Grunden A M, Self W T, Villain M, Blalock J E, Shanmugam K T
Department of Microbiology and Cell Science, University of Florida, Gainesville, Florida 32611, USA.
J Biol Chem. 1999 Aug 20;274(34):24308-15. doi: 10.1074/jbc.274.34.24308.
Expression of the modABCD operon in Escherichia coli, which codes for a molybdate-specific transporter, is repressed by ModE in vivo in a molybdate-dependent fashion. In vitro DNase I-footprinting experiments identified three distinct regions of protection by ModE-molybdate on the modA operator/promoter DNA, GTTATATT (-15 to -8; region 1), GCCTACAT (-4 to +4; region 2), and GTTACAT (+8 to +14; region 3). Within the three regions of the protected DNA, a pentamer sequence, TAYAT (Y = C or T), can be identified. DNA-electrophoretic mobility experiments showed that the protected regions 1 and 2 are essential for binding of ModE-molybdate to DNA, whereas the protected region 3 increases the affinity of the DNA to the repressor. The stoichiometry of this interaction was found to be two ModE-molybdate per modA operator DNA. ModE-molybdate at 5 nM completely protected the modABCD operator/promoter DNA from DNase I-catalyzed hydrolysis, whereas ModE alone failed to protect the DNA even at 100 nM. The apparent K(d) for the interaction between the modA operator DNA and ModE-molybdate was 0.3 nM, and the K(d) increased to 8 nM in the absence of molybdate. Among the various oxyanions tested, only tungstate replaced molybdate in the repression of modA by ModE, but the affinity of ModE-tungstate for modABCD operator DNA was 6 times lower than with ModE-molybdate. A mutant ModE(T125I) protein, which repressed modA-lac even in the absence of molybdate, protected the same region of modA operator DNA in the absence of molybdate. The apparent K(d) for the interaction between modA operator DNA and ModE(T125I) was 3 nM in the presence of molybdate and 4 nM without molybdate. The binding of molybdate to ModE resulted in a decrease in fluorescence emission, indicating a conformational change of the protein upon molybdate binding. The fluorescence emission spectra of mutant ModE proteins, ModE(T125I) and ModE(Q216*), were unaffected by molybdate. The molybdate-independent mutant ModE proteins apparently mimic in its conformation the native ModE-molybdate complex, which binds to a DNA sequence motif of TATAT-7bp-TAYAT.
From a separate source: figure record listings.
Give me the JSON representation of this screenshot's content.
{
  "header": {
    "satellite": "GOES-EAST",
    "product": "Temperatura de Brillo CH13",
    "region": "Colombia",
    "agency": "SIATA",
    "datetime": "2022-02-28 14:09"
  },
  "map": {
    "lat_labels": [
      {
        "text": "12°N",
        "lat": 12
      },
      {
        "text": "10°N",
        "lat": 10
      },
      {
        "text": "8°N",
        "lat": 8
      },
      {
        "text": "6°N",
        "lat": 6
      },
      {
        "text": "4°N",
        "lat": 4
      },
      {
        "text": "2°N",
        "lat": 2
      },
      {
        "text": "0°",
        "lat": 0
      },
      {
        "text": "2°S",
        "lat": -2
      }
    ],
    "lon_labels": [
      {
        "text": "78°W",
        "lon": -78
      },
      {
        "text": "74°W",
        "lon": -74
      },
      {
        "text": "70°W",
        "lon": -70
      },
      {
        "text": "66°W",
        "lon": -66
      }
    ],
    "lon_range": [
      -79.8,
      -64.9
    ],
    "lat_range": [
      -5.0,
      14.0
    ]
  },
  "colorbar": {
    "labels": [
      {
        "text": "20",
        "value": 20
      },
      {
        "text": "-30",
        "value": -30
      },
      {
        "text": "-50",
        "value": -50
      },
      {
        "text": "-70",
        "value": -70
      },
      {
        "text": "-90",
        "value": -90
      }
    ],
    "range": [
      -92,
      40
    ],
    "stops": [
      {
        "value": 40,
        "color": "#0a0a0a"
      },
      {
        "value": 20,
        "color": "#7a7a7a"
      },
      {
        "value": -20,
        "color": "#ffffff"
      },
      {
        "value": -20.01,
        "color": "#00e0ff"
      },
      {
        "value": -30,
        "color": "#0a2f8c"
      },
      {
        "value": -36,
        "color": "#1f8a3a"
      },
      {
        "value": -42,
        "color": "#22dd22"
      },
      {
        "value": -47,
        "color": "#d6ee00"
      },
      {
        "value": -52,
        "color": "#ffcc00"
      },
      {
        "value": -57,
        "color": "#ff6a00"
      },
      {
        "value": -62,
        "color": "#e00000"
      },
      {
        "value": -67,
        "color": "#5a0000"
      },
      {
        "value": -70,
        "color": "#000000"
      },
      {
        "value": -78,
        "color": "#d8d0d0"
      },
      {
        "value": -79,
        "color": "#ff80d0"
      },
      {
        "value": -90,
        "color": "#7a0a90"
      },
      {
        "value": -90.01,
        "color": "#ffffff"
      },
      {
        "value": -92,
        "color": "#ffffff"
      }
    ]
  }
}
编码钼酸盐特异性转运蛋白的大肠杆菌modABCD操纵子在体内以钼酸盐依赖的方式被ModE抑制。体外DNase I足迹实验确定了ModE-钼酸盐在modA操纵子/启动子DNA上的三个不同保护区域,即GTTATATT(-15至-8;区域1)、GCCTACAT(-4至+4;区域2)和GTTACAT(+8至+14;区域3)。在受保护DNA的这三个区域内,可以识别出一个五聚体序列TAYAT(Y = C或T)。DNA电泳迁移率实验表明,受保护区域1和2对于ModE-钼酸盐与DNA的结合至关重要,而受保护区域3增加了DNA与阻遏物的亲和力。发现这种相互作用的化学计量比为每个modA操纵子DNA有两个ModE-钼酸盐。5 nM的ModE-钼酸盐完全保护modABCD操纵子/启动子DNA免受DNase I催化的水解,而单独的ModE即使在100 nM时也无法保护DNA。modA操纵子DNA与ModE-钼酸盐之间相互作用的表观解离常数(K(d))为0.3 nM,在没有钼酸盐的情况下K(d)增加到8 nM。在测试的各种含氧阴离子中,只有钨酸盐在ModE对modA的抑制中取代了钼酸盐,但ModE-钨酸盐对modABCD操纵子DNA的亲和力比对ModE-钼酸盐的亲和力低6倍。一种即使在没有钼酸盐的情况下也能抑制modA-lac的突变型ModE(T125I)蛋白,在没有钼酸盐的情况下保护modA操纵子DNA的相同区域。在有钼酸盐存在时,modA操纵子DNA与ModE(T125I)之间相互作用的表观K(d)为3 nM,在没有钼酸盐时为4 nM。钼酸盐与ModE的结合导致荧光发射减少,表明钼酸盐结合后蛋白质发生了构象变化。突变型ModE蛋白ModE(T125I)和ModE(Q216*)的荧光发射光谱不受钼酸盐影响。不依赖钼酸盐的突变型ModE蛋白在构象上显然模拟了天然的ModE-钼酸盐复合物,该复合物与TATAT-7bp-TAYAT DNA序列基序结合。